Tourism Excellence







Strategy

Crowd in Queenscliff

Vital, cohesive communities with quality services and infrastructure, a strong sense of place, community spirit and enviable quality of life, also make attractive tourism destinations.

One of the things that makes tourism work is when you create bonds among communities that take visitors from one place to the next. You have to create a visitor experience.”  
 …… Nicki Stratton, Executive Director of Springfield Convention & Visitors Bureau

A destination can be a city or township such as Ballarat or Beechworth, or a geographic region such as the Great Ocean Road or the Yarra Valley, or even a retail precinct such as Chapel Street in South Yarra.

The experiences that consumers seek often involve several destinations.

Growing Destinations

Visitors’ overall experiences comprise a complex range of elements, including expectations, transport, information, accommodation, dining, shopping, a welcoming host community, security and other services. The key to destination planning and management is understanding what today’s consumer is seeking and the aspirations they wish to fulfil. Finding the right market segment/s that will best respond to a destination’s ‘offer’ and delivering corresponding products and experiences is fundamental to success.

Previously, destinations tended to focus on promotion to maximise visitation. Councils and tourism organisations now appreciate the need to better manage the whole visitor ‘experience’. Success can translate into repeat visits, longer stays, increased spending and positive word of mouth. Conversely, destinations that have undergone visual degradation and loss of sense of identity through inappropriate planning, development and management are increasingly rejected by consumers.

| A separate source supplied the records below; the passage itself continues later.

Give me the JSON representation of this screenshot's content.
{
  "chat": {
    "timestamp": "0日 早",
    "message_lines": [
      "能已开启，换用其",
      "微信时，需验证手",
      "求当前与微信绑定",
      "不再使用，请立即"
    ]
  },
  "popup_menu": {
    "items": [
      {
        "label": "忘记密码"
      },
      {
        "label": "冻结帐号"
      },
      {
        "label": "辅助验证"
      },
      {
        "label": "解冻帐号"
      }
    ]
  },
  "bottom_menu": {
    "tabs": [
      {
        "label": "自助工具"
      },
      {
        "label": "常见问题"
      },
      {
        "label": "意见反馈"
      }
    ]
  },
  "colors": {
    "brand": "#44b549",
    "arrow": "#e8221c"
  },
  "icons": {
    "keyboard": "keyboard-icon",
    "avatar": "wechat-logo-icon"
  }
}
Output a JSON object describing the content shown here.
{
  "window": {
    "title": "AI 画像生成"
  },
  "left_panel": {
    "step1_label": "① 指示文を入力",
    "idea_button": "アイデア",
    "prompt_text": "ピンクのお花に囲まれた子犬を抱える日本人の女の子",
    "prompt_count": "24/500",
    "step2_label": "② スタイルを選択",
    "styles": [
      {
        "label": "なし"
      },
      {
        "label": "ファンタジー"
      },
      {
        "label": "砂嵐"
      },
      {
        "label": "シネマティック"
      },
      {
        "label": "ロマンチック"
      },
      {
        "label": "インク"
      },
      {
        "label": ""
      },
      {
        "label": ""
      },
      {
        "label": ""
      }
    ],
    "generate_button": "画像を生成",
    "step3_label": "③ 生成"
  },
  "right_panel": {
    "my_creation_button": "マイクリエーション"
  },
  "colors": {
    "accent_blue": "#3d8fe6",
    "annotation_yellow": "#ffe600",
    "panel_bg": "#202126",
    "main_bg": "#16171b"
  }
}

While visitor services such as Visitor Information Centres, toilets and recreation areas are important, successful tourism areas now consider consumer research, industry structures, leadership, crisis management and environmental protection, in an effort to build a sustainable industry. Above all, development of a sustainable destination must also focus on the needs and aspirations of the local community.

What are the challenges?

  1. Despite considerable growth in the industry during the past 20 years, there is still relatively low awareness in regional areas of the economic, social and cultural benefits to be derived from a healthy local tourism sector.
  2. While Victoria can boast several successful regional and local tourism organisations, there is a wide variance in the skill level and maturity of the state’s tourism bodies.
  3. Tourism and hospitality industry investment has grown significantly in Melbourne during the past decade, but there is still difficulty in attracting tourism investment into regional Victoria.
  4. To ensure sustainability, regions and destinations need to be better prepared to respond to crises, so as to lessen the impact on their operators and local economy.
  5. There is a tendancy for destinations to not differentiate themselves.
  6. There is great variability in the quality of tourism product and service delivery across the state.

Key Strategies

  1. Develop and implement a Regional Tourism Strategy to address statewide inconsistencies in product and industry structures.
  2. Further promote the significance of tourism to regional communities and stakeholders by Industry and government.
  3. Further develop the capacity of regional tourism organizations to more strategically manage and plan for the development of the local industry, including leadership programs, destination planning, mentoring, product and market differentiation, crisis planning and response.
  4. Investigate opportunities to create ‘investor-friendly’ regional planning environments, while also encouraging regions to objectively and realistically analyse their tourism products and experiences to better match customer need.
  5. Build understanding among regions of the importance of visitor navigation (eg: signage, maps etc) and increase awareness of new consumer behavioural patterns.
  6. Demonstrate the benefits of adopting a sustainable approach to destination development, marketing and leadership.
  7. Encourage destinations and their businesses to recognise existing and potential touring patterns, in order to build greater intra and inter regional collaboration and resource sharing

Desired outcomes

  1. Greater private sector quality investment in regional tourism infrastructure.
  2. Strengthened regional tourism structures - based on best practice models – that reflect the needs of the private sector, are resilient to short term changes in local governance, and that operate in accordance with the desires of local communities .
  3. A significantly heightened awareness among local government, the retail sector and the public of the economic, social and cultural contribution that can be made by an effective tourism industry.
  4. Consistently high visitor satisfaction levels in the key tourism destinations of Victoria.
  5. Economic improvement achieved through the adoption of environmentally sustainable principles.
  6. Key destinations within the state to be clearly differentiated, based on identified product strengths, marketing and strategic product-market matching.